Exploring the Epigenome and Transcriptome to Identify Biomarkers in Ovarian Cancer

Abstract

DNA methylation plays a vital role in cancer by regulating gene transcription. Alteration in DNA methylation among some genes has been associated with various tumors and this change in methylation signature among various genes can be potentially used as a biomarker for cancer detection. In the current work the Cancer Genome Atlas (TCGA) database was assessed for alterations in DNA methylation of 1816 genes in 600 ovarian cancer patients and 8 healthy subjects. Clustering of methylation patterns showed 5 major patient clusters. Alteration in methylation and gene expression of known biomarkers BRCA1, IQGAP1, BLCAP, MSH2, HSF1 along with novel biomarkers hSulf1 and HMSH2 was assessed in the ovarian cancer and normal subjects. The methylation levels were differentially expressed compared to healthy subjects. Compared to normal subjects, in ovarian cancer patients hSulf1, BRCA1, HSF1, BLCAP were hypomethylated while genes IQGAP1 and MSH2 were hypermethylated. The methylation levels for the specific genes considered biomarkers above were correlated with their mRNA expression level to see if there is an association between mRNA expression and methylation levels.
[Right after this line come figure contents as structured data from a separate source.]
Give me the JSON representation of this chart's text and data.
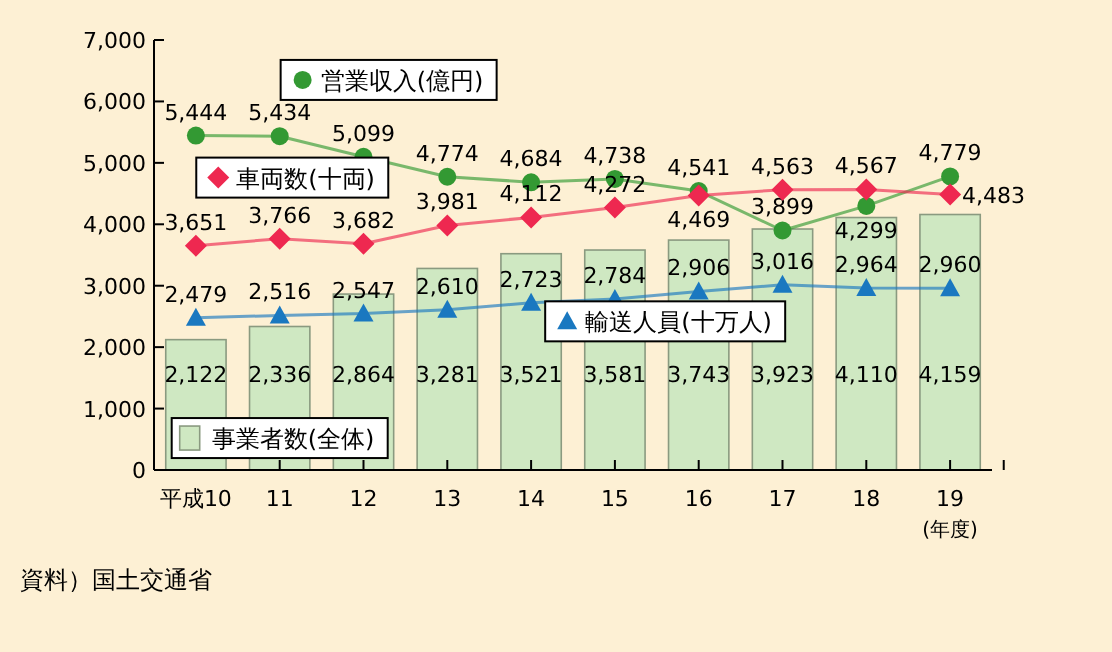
{
  "chart_data": {
    "type": "bar",
    "categories": [
      "平成10",
      "11",
      "12",
      "13",
      "14",
      "15",
      "16",
      "17",
      "18",
      "19"
    ],
    "xlabel": "(年度)",
    "ylim": [
      0,
      7000
    ],
    "yticks": [
      {
        "value": 0,
        "label": "0"
      },
      {
        "value": 1000,
        "label": "1,000"
      },
      {
        "value": 2000,
        "label": "2,000"
      },
      {
        "value": 3000,
        "label": "3,000"
      },
      {
        "value": 4000,
        "label": "4,000"
      },
      {
        "value": 5000,
        "label": "5,000"
      },
      {
        "value": 6000,
        "label": "6,000"
      },
      {
        "value": 7000,
        "label": "7,000"
      }
    ],
    "legend": "bottom left",
    "annotations": [
      "資料）国土交通省"
    ],
    "series": [
      {
        "name": "事業者数(全体)",
        "color": "#cfe8c2",
        "values": [
          2122,
          2336,
          2864,
          3281,
          3521,
          3581,
          3743,
          3923,
          4110,
          4159
        ],
        "value_labels": [
          "2,122",
          "2,336",
          "2,864",
          "3,281",
          "3,521",
          "3,581",
          "3,743",
          "3,923",
          "4,110",
          "4,159"
        ]
      },
      {
        "name": "営業収入(億円)",
        "type": "line",
        "marker": "circle",
        "color": "#339933",
        "values": [
          5444,
          5434,
          5099,
          4774,
          4684,
          4738,
          4541,
          3899,
          4299,
          4779
        ],
        "value_labels": [
          "5,444",
          "5,434",
          "5,099",
          "4,774",
          "4,684",
          "4,738",
          "4,541",
          "3,899",
          "4,299",
          "4,779"
        ]
      },
      {
        "name": "車両数(十両)",
        "type": "line",
        "marker": "diamond",
        "color": "#ee2850",
        "values": [
          3651,
          3766,
          3682,
          3981,
          4112,
          4272,
          4469,
          4563,
          4567,
          4483
        ],
        "value_labels": [
          "3,651",
          "3,766",
          "3,682",
          "3,981",
          "4,112",
          "4,272",
          "4,469",
          "4,563",
          "4,567",
          "4,483"
        ]
      },
      {
        "name": "輸送人員(十万人)",
        "type": "line",
        "marker": "triangle",
        "color": "#1a78c0",
        "values": [
          2479,
          2516,
          2547,
          2610,
          2723,
          2784,
          2906,
          3016,
          2964,
          2960
        ],
        "value_labels": [
          "2,479",
          "2,516",
          "2,547",
          "2,610",
          "2,723",
          "2,784",
          "2,906",
          "3,016",
          "2,964",
          "2,960"
        ]
      }
    ]
  }
}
Genes hSulf1, BRCA1, HSF1, IQGAP1 were negatively correlated with their methylation levels while MSH2 and BLCAP were positively correlated in ovarian cancer patients. Our study showed specific gene methylation clusters among the ovarian cancer patients suggesting this could potentially be used as a signature. In Cancer patients, methylation was significantly altered, and this alteration was correlated with its gene transcription.